Yesterday was bad, I couldn’t maintain a consistent momentum. A very weak day. I prefer not to speak about my experiences. Those are only filled with moment of weaknesses that should not be shared.
Somehow the traffic that I used to talk so much about doesn’t bother much. I am not worried when people overtake me from left and right, I just wonder shall I keep left or right. I only think I must give them space to go ahead, I can wait and go slow. See, this is complete positive approach. Also, there is a Mad House, i visit everyday and it keeps me occupied. To much to an extent, a totalitarian place and people, bound by their own idiosyncrasies. Follow methods and process defined by them – when and where ever they want. The protocols change everyday and the fun part is there are controversies. I couldnt help but just laugh…
I stopped listening to my beloved country songs and switched to a new genre called trance yesterday. It didn’t last long, the lyrics were far more depressing and I altered back to the happy country songs saying “Picture perfect memories scattered all around me now”. Isn’t country so lively, homely, full of warmth. I wonder, how can one enjoy only music and rhythm without any words. Words are so important. Rather without words nothing can be expressed. Guess, trance neutralises everything and doesn’t put you forcibly somewhere, into the mood of the song – a runaway genre.

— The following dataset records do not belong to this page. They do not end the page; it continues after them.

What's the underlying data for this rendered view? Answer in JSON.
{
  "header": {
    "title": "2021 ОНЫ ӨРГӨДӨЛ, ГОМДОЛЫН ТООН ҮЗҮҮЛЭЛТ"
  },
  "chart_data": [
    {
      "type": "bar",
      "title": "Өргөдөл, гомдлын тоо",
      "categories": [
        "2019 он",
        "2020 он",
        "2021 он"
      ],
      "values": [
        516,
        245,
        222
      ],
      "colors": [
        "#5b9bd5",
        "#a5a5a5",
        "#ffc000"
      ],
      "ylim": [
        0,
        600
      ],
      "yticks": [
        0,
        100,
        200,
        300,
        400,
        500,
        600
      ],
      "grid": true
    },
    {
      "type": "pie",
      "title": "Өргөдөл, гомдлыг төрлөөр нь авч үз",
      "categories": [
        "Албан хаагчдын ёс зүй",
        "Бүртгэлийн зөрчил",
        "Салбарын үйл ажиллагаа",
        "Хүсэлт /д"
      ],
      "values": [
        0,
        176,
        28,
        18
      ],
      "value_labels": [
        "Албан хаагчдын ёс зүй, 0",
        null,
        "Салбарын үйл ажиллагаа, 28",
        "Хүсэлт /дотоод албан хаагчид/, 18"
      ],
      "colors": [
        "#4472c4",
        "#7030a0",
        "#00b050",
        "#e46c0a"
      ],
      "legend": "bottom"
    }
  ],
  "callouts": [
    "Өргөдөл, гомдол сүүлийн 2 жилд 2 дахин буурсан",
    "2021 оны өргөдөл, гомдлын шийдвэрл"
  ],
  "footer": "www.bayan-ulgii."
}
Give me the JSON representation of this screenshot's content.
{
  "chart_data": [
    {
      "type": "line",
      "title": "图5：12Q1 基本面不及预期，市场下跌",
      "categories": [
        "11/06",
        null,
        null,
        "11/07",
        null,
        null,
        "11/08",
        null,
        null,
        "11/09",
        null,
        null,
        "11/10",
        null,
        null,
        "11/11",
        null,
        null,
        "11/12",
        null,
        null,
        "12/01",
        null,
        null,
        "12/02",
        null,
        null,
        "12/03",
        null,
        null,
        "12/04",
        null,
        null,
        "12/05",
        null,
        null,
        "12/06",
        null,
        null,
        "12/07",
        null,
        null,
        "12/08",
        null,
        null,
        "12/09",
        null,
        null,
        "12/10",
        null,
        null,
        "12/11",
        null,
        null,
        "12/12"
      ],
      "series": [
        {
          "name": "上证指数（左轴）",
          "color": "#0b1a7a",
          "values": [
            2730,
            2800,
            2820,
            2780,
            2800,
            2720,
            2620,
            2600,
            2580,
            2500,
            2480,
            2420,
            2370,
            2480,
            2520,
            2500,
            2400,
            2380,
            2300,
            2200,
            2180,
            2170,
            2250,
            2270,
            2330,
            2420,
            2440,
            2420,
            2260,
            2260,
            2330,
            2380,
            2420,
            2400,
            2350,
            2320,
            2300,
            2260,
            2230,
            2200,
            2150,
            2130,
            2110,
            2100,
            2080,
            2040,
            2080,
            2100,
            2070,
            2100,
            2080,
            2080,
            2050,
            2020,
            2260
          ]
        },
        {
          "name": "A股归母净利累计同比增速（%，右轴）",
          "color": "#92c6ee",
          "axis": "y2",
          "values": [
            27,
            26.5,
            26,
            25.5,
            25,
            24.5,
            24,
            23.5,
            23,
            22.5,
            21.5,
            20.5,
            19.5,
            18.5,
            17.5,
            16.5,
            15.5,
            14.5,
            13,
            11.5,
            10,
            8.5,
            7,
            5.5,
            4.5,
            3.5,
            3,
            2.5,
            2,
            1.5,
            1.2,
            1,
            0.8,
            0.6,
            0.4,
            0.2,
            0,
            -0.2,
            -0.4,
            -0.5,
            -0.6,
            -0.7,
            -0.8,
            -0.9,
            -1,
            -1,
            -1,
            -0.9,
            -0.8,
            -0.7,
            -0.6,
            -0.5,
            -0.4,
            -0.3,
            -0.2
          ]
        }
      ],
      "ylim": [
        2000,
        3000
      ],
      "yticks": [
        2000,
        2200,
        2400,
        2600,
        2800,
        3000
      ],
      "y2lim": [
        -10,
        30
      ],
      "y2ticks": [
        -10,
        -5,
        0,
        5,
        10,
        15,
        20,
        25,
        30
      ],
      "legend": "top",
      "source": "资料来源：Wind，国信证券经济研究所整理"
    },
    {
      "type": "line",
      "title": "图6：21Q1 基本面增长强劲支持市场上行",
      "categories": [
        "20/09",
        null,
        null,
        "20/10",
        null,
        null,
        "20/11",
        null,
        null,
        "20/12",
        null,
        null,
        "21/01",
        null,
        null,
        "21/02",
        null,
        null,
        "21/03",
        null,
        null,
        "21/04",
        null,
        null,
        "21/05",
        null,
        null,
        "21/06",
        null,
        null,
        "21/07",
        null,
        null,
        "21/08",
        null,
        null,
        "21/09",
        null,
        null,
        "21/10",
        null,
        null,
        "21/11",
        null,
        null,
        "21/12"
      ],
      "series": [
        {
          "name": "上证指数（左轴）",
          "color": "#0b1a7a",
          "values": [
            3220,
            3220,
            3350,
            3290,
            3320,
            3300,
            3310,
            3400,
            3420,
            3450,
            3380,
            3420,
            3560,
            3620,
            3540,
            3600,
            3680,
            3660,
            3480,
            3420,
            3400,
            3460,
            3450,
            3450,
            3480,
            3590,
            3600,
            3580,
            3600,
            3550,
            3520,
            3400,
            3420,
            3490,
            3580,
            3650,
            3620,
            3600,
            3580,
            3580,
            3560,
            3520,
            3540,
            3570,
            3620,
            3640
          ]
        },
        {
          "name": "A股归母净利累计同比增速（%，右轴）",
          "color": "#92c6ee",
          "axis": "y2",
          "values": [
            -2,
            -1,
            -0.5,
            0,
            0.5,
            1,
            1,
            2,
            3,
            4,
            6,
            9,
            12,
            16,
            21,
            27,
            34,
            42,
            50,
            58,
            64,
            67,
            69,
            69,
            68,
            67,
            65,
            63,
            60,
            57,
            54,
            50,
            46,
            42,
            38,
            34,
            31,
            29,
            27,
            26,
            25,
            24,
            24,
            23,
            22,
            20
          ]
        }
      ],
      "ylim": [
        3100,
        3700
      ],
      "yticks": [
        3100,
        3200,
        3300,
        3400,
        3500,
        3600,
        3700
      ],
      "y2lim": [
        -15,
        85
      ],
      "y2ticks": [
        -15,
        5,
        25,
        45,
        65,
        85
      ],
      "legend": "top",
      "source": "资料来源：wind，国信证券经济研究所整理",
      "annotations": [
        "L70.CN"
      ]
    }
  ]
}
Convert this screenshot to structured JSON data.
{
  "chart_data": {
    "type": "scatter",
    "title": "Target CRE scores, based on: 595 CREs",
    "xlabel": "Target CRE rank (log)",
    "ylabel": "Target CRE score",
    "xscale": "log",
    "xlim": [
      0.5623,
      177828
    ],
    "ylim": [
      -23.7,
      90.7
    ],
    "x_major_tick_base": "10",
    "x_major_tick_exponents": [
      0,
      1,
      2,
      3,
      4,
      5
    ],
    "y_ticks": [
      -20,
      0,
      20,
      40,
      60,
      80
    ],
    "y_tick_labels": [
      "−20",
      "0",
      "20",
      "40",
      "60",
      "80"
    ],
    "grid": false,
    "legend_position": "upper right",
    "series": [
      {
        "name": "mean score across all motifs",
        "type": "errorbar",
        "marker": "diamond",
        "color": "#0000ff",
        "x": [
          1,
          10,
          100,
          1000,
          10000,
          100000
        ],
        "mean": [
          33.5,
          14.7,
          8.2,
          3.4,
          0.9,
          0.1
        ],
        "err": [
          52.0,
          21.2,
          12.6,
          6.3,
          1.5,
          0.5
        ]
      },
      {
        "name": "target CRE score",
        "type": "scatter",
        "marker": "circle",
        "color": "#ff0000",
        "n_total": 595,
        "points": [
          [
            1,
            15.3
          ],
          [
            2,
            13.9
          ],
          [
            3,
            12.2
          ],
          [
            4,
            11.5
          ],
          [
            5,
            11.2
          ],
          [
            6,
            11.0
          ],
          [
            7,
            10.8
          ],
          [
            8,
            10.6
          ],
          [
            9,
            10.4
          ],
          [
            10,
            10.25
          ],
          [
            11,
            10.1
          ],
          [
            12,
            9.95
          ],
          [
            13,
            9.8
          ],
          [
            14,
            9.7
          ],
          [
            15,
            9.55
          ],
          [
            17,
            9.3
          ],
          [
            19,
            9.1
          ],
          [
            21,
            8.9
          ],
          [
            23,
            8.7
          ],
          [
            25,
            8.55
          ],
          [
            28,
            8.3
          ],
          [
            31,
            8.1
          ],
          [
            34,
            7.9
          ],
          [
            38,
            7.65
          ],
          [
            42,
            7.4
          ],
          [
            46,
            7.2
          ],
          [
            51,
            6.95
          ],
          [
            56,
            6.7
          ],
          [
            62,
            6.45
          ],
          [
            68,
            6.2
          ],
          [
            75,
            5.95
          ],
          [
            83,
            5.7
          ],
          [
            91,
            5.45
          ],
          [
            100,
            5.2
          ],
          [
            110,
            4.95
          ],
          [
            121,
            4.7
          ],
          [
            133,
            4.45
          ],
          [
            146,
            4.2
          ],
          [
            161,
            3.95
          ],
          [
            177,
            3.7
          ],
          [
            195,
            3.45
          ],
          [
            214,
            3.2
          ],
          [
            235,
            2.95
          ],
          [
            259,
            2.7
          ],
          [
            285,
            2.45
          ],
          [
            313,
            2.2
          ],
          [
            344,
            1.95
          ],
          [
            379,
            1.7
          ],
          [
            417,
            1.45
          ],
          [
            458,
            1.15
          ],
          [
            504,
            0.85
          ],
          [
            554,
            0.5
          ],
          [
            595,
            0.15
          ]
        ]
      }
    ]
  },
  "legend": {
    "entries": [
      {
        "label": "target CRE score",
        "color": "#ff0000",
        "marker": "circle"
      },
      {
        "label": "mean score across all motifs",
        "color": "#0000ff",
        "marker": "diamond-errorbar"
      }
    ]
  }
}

I am adapting to a fact that made me focus completely and divert the attention to something I like. I figured out it was music. Believing the statement someone once said, “Music is my Life and My life is beautiful” What a coincidence, i am following a triology now. If anyone understood my hilarious comment, i bet they are lucky. I again attempted a trance – a techno this time and it absolutely had no words called “Lost for Words”. It was enjoyable atleast kept my focus intact at work.
That reminds me, Glee started last weekend. Those who didn’t catch it, is a musical show that is telecasted every fri-sat on Star world. The musicals are so good that you will fall in love with even Amy Winehouse’s Rehab. Singing ” They try to put me in a rehab, I said no-no” and many funny, weird ones. It is just similar to high school musicals. So popular these days that iTunes current chart busters have Glee and its musicals popping up.
Coming back to the mad house, i must say it is commendable to have no principles and rules. It must be so good to do things with self admired ways. Do anything and no one knows about it, if atleast someone knew the truth – you start a blame game. And the viscious circle continues to grow. At the end no one knows – it was your fault.